The processor 51 may also be referred to as a CPU (Central Processing Unit). The processor 51 may be an integrated circuit chip having signal processing capabilities. The processor 51 may also be a general purpose processor, a Digital Signal Processor (DSP), an Application Specific Integrated Circuit (ASIC), an off-the-shelf programmable gate array (FPGA) or other programmable logic device, discrete gate or transistor logic, discrete hardware components. A general purpose processor may be a microprocessor or the processor may be any conventional processor, but is not limited thereto.

Referring to fig. 8, fig. 8 is a schematic block diagram of an embodiment of a computer storage medium provided in the present application, in which a computer program 61 is stored, and the computer program 61 can be executed by a processor to implement the floor washing machine and the data collection method in any of the above embodiments.

Alternatively, the readable storage medium may be various media that can store program codes, such as a usb disk, a removable hard disk, a Read-only Memory (ROM), a Random Access Memory (RAM), a magnetic disk or an optical disk, or may be a terminal device such as a computer, a server, a mobile phone, or a tablet.

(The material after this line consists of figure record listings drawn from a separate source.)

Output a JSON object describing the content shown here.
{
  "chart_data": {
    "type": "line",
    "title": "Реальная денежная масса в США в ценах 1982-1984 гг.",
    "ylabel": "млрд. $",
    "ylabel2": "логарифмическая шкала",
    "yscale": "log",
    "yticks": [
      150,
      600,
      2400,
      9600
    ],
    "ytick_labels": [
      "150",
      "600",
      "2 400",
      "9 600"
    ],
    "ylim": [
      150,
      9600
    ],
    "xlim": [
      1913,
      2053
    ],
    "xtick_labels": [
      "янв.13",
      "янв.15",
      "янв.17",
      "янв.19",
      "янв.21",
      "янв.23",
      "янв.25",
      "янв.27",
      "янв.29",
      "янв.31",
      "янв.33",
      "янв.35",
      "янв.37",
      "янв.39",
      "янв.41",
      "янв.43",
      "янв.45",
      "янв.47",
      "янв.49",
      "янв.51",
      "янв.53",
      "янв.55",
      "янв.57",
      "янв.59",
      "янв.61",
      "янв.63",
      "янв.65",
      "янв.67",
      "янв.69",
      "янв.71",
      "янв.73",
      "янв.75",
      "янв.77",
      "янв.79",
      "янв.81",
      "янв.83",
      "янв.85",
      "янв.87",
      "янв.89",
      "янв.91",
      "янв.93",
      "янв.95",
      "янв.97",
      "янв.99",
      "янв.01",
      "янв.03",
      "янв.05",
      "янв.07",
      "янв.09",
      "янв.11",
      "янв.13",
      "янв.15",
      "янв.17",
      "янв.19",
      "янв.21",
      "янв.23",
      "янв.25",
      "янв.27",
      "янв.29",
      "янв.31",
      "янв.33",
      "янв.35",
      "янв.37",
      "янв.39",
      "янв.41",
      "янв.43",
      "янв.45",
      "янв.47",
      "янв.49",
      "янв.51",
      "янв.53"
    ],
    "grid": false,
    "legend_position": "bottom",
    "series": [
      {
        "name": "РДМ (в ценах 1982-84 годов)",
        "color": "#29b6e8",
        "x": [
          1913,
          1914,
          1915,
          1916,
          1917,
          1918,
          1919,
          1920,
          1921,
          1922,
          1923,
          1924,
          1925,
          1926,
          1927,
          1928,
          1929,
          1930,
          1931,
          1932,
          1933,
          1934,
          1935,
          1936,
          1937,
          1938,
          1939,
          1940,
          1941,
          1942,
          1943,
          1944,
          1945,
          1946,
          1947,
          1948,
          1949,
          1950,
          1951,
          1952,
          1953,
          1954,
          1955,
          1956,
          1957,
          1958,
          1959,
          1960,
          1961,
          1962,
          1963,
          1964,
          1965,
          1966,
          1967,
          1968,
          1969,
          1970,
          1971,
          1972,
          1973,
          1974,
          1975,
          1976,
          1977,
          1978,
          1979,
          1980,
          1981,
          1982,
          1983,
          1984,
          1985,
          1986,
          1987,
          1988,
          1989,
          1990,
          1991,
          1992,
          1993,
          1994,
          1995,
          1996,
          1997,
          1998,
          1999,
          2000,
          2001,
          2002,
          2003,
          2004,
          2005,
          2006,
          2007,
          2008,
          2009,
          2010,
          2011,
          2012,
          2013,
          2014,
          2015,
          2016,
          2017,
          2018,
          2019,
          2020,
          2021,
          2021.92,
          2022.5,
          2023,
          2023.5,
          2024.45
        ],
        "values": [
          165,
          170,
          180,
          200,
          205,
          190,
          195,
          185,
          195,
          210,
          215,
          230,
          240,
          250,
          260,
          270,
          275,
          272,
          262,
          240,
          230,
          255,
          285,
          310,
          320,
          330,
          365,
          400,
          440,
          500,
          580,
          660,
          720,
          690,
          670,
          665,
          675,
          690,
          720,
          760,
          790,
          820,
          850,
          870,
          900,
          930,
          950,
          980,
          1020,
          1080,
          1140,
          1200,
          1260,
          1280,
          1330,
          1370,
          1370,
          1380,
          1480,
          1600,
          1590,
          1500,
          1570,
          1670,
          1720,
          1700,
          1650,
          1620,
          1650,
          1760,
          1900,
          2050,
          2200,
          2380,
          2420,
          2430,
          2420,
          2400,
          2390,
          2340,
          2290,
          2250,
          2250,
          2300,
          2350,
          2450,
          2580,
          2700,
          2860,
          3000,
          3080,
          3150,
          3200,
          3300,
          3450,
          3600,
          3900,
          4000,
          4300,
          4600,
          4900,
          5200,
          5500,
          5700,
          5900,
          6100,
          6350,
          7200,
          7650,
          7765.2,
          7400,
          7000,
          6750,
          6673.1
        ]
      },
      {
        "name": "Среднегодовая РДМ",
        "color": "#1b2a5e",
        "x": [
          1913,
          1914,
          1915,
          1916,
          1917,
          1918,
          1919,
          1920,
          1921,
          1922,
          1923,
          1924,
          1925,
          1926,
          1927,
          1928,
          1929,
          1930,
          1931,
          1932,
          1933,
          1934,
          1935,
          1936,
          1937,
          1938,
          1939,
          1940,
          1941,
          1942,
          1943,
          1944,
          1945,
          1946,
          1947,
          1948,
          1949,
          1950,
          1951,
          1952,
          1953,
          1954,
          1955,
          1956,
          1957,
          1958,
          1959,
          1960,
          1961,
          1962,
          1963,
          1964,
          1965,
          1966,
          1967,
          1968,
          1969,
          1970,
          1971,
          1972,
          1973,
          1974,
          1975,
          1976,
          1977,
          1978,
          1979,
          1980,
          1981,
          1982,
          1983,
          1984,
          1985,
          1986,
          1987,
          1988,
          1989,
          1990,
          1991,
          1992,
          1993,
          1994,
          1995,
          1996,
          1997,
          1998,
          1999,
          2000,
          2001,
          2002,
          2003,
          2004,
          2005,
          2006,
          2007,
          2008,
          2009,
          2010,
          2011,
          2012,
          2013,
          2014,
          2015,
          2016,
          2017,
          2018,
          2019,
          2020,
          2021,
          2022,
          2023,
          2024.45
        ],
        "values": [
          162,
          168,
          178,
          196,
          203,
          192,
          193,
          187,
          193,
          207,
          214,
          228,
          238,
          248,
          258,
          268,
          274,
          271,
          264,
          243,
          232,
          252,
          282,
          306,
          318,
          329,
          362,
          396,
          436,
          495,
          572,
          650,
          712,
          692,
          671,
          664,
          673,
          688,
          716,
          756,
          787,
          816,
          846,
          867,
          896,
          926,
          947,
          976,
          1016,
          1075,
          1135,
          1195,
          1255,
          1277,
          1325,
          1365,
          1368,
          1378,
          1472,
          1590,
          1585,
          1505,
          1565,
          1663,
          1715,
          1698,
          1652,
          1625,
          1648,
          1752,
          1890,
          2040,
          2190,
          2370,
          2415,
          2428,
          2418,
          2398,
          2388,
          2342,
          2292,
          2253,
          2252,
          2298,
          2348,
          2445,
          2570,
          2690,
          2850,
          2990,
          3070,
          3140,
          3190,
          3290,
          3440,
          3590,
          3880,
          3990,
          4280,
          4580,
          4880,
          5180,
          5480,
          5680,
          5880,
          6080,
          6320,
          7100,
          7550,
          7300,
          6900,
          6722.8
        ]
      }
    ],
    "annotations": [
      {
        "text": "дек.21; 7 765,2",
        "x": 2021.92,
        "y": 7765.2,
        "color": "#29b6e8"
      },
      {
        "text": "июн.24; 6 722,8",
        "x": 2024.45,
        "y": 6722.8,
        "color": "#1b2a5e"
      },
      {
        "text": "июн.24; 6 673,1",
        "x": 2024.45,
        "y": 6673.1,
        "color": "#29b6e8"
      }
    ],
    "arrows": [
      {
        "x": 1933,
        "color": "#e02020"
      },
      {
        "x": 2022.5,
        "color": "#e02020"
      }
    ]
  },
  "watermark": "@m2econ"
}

In summary, those skilled in the art can easily understand that the present application provides a data collection method, device and system for a scrubber, which can achieve real-time acquisition of the voltage of the motor of each working component of the scrubber, determine the working state of each working component according to the voltage, and directly obtain the working data of each component of the scrubber according to the working state by directly connecting the communication box with the working component of the scrubber, so that the data collection of the scrubber can be completed without being connected with a controller, thereby reducing the development cost and the maintenance difficulty of the scrubber.

The above description is only exemplary of the present application and should not be taken as limiting the present application, as any modification, equivalent replacement, or improvement made within the spirit and principle of the present application should be included in the protection scope of the present application.